В новой картине, заменившей эту, дается совсем другое объяснение отказа Курбского повернуть полки на Москву, чтобы поддержать заговорщиков и низложить ненавистного им (и ему тоже) царя Ивана:
Козлов. (Курбскому.) Не ошибся ли ты, Андрей Михайлович? Надо ли было тебе войско подводить под сабли гетмана Радзивилла? Не лучше ли было, соединяясь с ним, идти прямо на Москву – ссаживать царя, покуда тот стоял под Полоцком? А ты бежал от своей же силы.
Курбский. Не тебе меня учить, дурак! Ставленников да блюдолизов царя Ивана у меня в войске была половина. Под польские сабли им и дорога. Войско было негодное. Любой король или курфюрст мне войско даст… Не хотелось бы только приходить в польский стан одвуконь, с одной сумой переметной. Не так надо Курбскому отъезжать от московского царя…
Ни слова о присяге и целовании креста на верность царю Ивану, и никаких моральных мотивов его отказа идти с полками на Москву, чтобы «ссаживать» царя. Один только холодный, циничный расчет.
Вот, значит, куда была направлена переработка пьесы, о которой он рапортовал Сталину. Она была нацелена на более прямое и грубое, плакатное разоблачение мотивов предательства князя Курбского. На доказательство того непреложного факта, что мотивы и цели его измены были самые низменные, шкурные. Такое «идейное» задание, разумеется, с неизбежностью влекло за собой отказ от последних рудиментов художественности, от каких-либо, даже самых минимательных посягательств на художественное решение этой сложной психологической драмы.
О том, как далеко закинул Алексей Николаевич «чепчик за мельницу», как решительно отказался он от забот о «прожиточном минимуме» художественной достоверности, особенно ясно можно судить по такому эпизоду из картины десятой первой его пьесы:
За столом на троне сидит Иван, в царском облачении, направо от него Марья, в царском облачении, налево – принц датский Магнус, длинный, молочно-розовый молодой человек в куртке с прорезными рукавами, в коротком бархатном плаще… Иван… берет руками с блюда, стоящего перед ним, и накладывает на золотую тарелку… Басманов понес ее принцу с поклоном.
Басманов. Принц датский Магнус, государь тебя жалует блюдом – лосиной губой в рассоле с огурцами.
Магнус, которому толмач все время переводит на ухо, встает и кланяется Ивану.
Магнус.
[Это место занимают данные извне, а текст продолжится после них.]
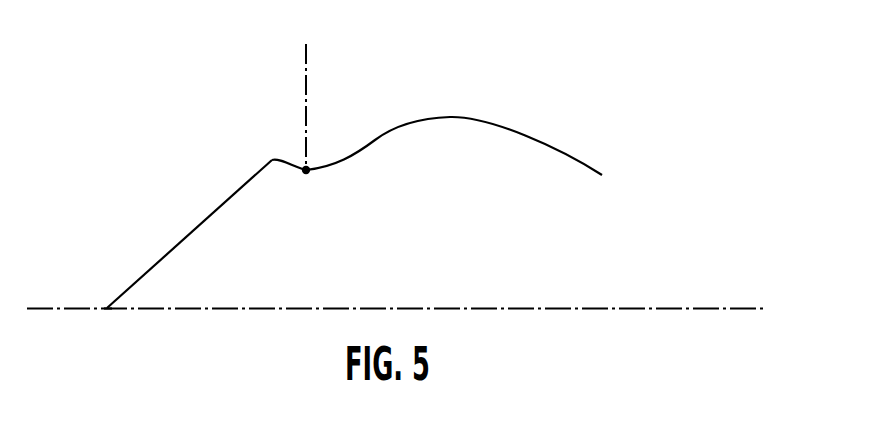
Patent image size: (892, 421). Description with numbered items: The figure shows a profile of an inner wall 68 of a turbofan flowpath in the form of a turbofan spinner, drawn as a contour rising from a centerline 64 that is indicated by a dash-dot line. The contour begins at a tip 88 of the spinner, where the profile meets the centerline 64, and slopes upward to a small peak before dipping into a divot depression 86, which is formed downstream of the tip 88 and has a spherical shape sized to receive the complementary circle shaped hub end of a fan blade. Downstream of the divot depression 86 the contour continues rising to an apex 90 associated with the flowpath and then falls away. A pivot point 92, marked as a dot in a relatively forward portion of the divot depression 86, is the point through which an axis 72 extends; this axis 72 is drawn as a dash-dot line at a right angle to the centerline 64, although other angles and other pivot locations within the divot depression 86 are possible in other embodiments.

Благодарю, великий государь, за блюдо.
Иван (вытирая полотенцем руки). Ужаснулись мы, услыхав, как французский король тешился в ночь на святого Варфоломея. В стольном граде Париже по улицам кровавые ручьи текли. Это ли не варварство! В угоду вельможам надменным, князьям да боярам своим зарезать, как баранов, тысячи добрых подданных своих. А вина их в чем? По Мартыну Лютеру хотят Богу молиться. Эва, – их грех, их ответ. С Богом у них и будет свой расчет. Варвары, ах, варвары – европейские короли!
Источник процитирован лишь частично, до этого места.